Numa inteligente aproximação entre Vergílio Ferreira e António Ramos Rosa, Ana Paula Coutinho Mendes salienta que ambos os autores viriam a “afastar-se claramente de uma estética pró-neo-realista, pelo menos na vertente mais ortodoxa do seu ideário estético e político, por recusa da instrumentalização do discurso literário” (Vergílio Ferreira e António Ramos Rosa: o Encontro entre o romancista e o poeta, Revista da Faculdade de Letras — Línguas e Literaturas, II Série, vol. XXII, 2005). Atentando ao importante simbolismo dos títulos de ambos os autores, a ensaísta destaca Voz Inicial, livro a partir do qual, defende, Ramos Rosa “envereda, definitivamente e de forma inequívoca, pelo mundo originário das evidências fenomenológicas”. Realmente, em livros iniciais, como O Grito Claro (1958) e Viagem através duma Nebulosa (1960), ainda é perceptível um certo apego ao que Eduardo Lourenço chamou “lirismo ideológico” (Tempo e Poesia, Relógio D’Água, 1987) — “Há uma casa que me espera/para uma festa de irmãos” (p.23); “Que cor ó telhados de miséria/onde nasci” (p.44). Gradualmente, porém, a poesia de Ramos Rosa, como disse Eduardo Lourenço, vai “despir[-se] de toda a anedota” (Tempo e Poesia), no sentido em que, cada vez mais, abdica do que é acidental, ou transitório, para se fixar, ou tender a fixar-se, em algo de imutável. Eis aí, precisamente, um dos paradoxos fundamentais desta poética: a pulsão unificadora e totalizante que esbarra contra a finitude e a descontinuidade. Conforme defende Silvina Rodrigues Lopes, no seu posfácio, “O centro do poema tece-se como imagem do ‘centro imóvel’”, idêntico ao centro do universo.” (p.1216) Trata-se, para recuperar um título do próprio Ramos Rosa, de uma “dinâmica subtil”, assente em bases delicadas, fundações friáveis, um “insituável lugar”, título de um poema daquela colectânea — “Desenrola-se sobre os resíduos sob o vento/ uma espécie de/ animal ou fábula ou deus pequeno/ Sombras resvalam” (p.960).
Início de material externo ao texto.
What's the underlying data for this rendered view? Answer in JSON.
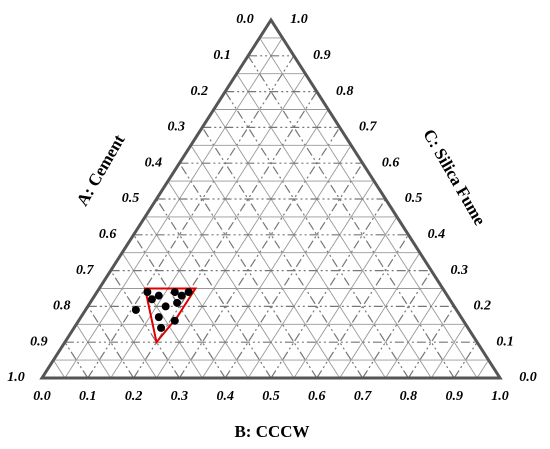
{
  "chart_data": {
    "type": "ternary",
    "a_label": "A: Cement",
    "b_label": "B: CCCW",
    "c_label": "C: Silica Fume",
    "aticks": [
      {
        "value": 0,
        "label": "0.0"
      },
      0.1,
      0.2,
      0.3,
      0.4,
      0.5,
      0.6,
      0.7,
      0.8,
      0.9,
      {
        "value": 1,
        "label": "1.0"
      }
    ],
    "bticks": [
      {
        "value": 0,
        "label": "0.0"
      },
      0.1,
      0.2,
      0.3,
      0.4,
      0.5,
      0.6,
      0.7,
      0.8,
      0.9,
      {
        "value": 1,
        "label": "1.0"
      }
    ],
    "cticks": [
      {
        "value": 0,
        "label": "0.0"
      },
      0.1,
      0.2,
      0.3,
      0.4,
      0.5,
      0.6,
      0.7,
      0.8,
      0.9,
      {
        "value": 1,
        "label": "1.0"
      }
    ],
    "grid": true,
    "color": "#000000",
    "a": [
      0.65,
      0.63,
      0.59,
      0.58,
      0.65,
      0.63,
      0.6,
      0.7,
      0.66,
      0.63,
      0.67,
      0.56
    ],
    "b": [
      0.11,
      0.14,
      0.17,
      0.19,
      0.13,
      0.17,
      0.19,
      0.11,
      0.17,
      0.21,
      0.19,
      0.2
    ],
    "c": [
      0.24,
      0.23,
      0.24,
      0.23,
      0.22,
      0.2,
      0.21,
      0.19,
      0.17,
      0.16,
      0.14,
      0.24
    ],
    "region": {
      "color": "#e00000",
      "a": [
        0.65,
        0.54,
        0.62,
        0.7
      ],
      "b": [
        0.1,
        0.21,
        0.21,
        0.2
      ],
      "c": [
        0.25,
        0.25,
        0.17,
        0.1
      ]
    }
  }
}
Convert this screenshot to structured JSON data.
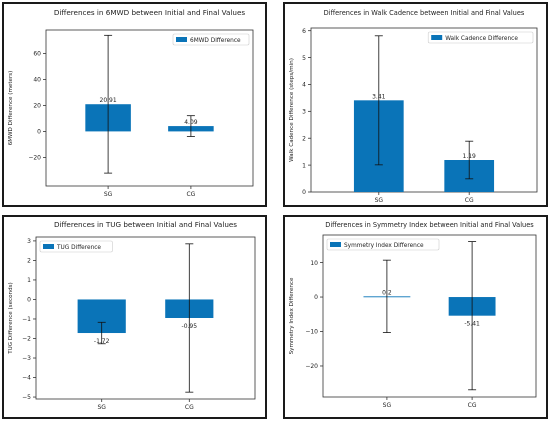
{
  "chart_data": [
    {
      "type": "bar",
      "title": "Differences in 6MWD between Initial and Final Values",
      "ylabel": "6MWD Difference (meters)",
      "categories": [
        "SG",
        "CG"
      ],
      "series": [
        {
          "name": "6MWD Difference",
          "values": [
            20.91,
            4.09
          ],
          "error": [
            53,
            8
          ]
        }
      ],
      "value_labels": [
        "20.91",
        "4.09"
      ],
      "ylim": [
        -42,
        78
      ],
      "yticks": [
        -20,
        0,
        20,
        40,
        60
      ],
      "ytick_labels": [
        "−20",
        "0",
        "20",
        "40",
        "60"
      ],
      "legend": "top-right",
      "grid": false,
      "color": "#0a74b8"
    },
    {
      "type": "bar",
      "title": "Differences in Walk Cadence between Initial and Final Values",
      "ylabel": "Walk Cadence Difference (steps/min)",
      "categories": [
        "SG",
        "CG"
      ],
      "series": [
        {
          "name": "Walk Cadence Difference",
          "values": [
            3.41,
            1.19
          ],
          "error": [
            2.4,
            0.7
          ]
        }
      ],
      "value_labels": [
        "3.41",
        "1.19"
      ],
      "ylim": [
        0,
        6.1
      ],
      "yticks": [
        0,
        1,
        2,
        3,
        4,
        5,
        6
      ],
      "ytick_labels": [
        "0",
        "1",
        "2",
        "3",
        "4",
        "5",
        "6"
      ],
      "legend": "top-right",
      "grid": false,
      "color": "#0a74b8"
    },
    {
      "type": "bar",
      "title": "Differences in TUG between Initial and Final Values",
      "ylabel": "TUG Difference (seconds)",
      "categories": [
        "SG",
        "CG"
      ],
      "series": [
        {
          "name": "TUG Difference",
          "values": [
            -1.72,
            -0.95
          ],
          "error": [
            0.55,
            3.8
          ]
        }
      ],
      "value_labels": [
        "-1.72",
        "-0.95"
      ],
      "ylim": [
        -5.1,
        3.2
      ],
      "yticks": [
        -5,
        -4,
        -3,
        -2,
        -1,
        0,
        1,
        2,
        3
      ],
      "ytick_labels": [
        "−5",
        "−4",
        "−3",
        "−2",
        "−1",
        "0",
        "1",
        "2",
        "3"
      ],
      "legend": "top-left",
      "grid": false,
      "color": "#0a74b8"
    },
    {
      "type": "bar",
      "title": "Differences in Symmetry Index between Initial and Final Values",
      "ylabel": "Symmetry Index Difference",
      "categories": [
        "SG",
        "CG"
      ],
      "series": [
        {
          "name": "Symmetry Index Difference",
          "values": [
            0.2,
            -5.41
          ],
          "error": [
            10.5,
            21.5
          ]
        }
      ],
      "value_labels": [
        "0.2",
        "-5.41"
      ],
      "ylim": [
        -29,
        18
      ],
      "yticks": [
        -20,
        -10,
        0,
        10
      ],
      "ytick_labels": [
        "−20",
        "−10",
        "0",
        "10"
      ],
      "legend": "top-left",
      "grid": false,
      "color": "#0a74b8"
    }
  ]
}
Vergílio Ferreira chamou-lhe “poeta pobre”. Um poeta pobre “investido da riqueza de sermos homens. De sermos simplesmente humanos.” (Espaço do Invisível IV, INCM, 1987). Desde os primeiros livros que Ramos Rosa afirmou na sua poesia o valor e a centralidade dessa pobreza que era uma nudez, esse despojamento que era uma essencialidade, ou o caminho mais recto para ela — “As palavras mais nuas/as mais tristes./As palavras mais pobres/ as que dormem/ na sombra dos meus olhos.” (p.53) Num livro posterior, e justamente uma das suas mais poderosas realizações, Ciclo do Cavalo (Limiar, 1975), Ramos Rosa escreve do “rigor da palavra/nua. Pátria do meu corpo” (p.467). Foi sempre para essa nudeza, para essa abdicação do acessório, que a poesia de António Ramos Rosa caminhou. Foi despir-se que conseguiu.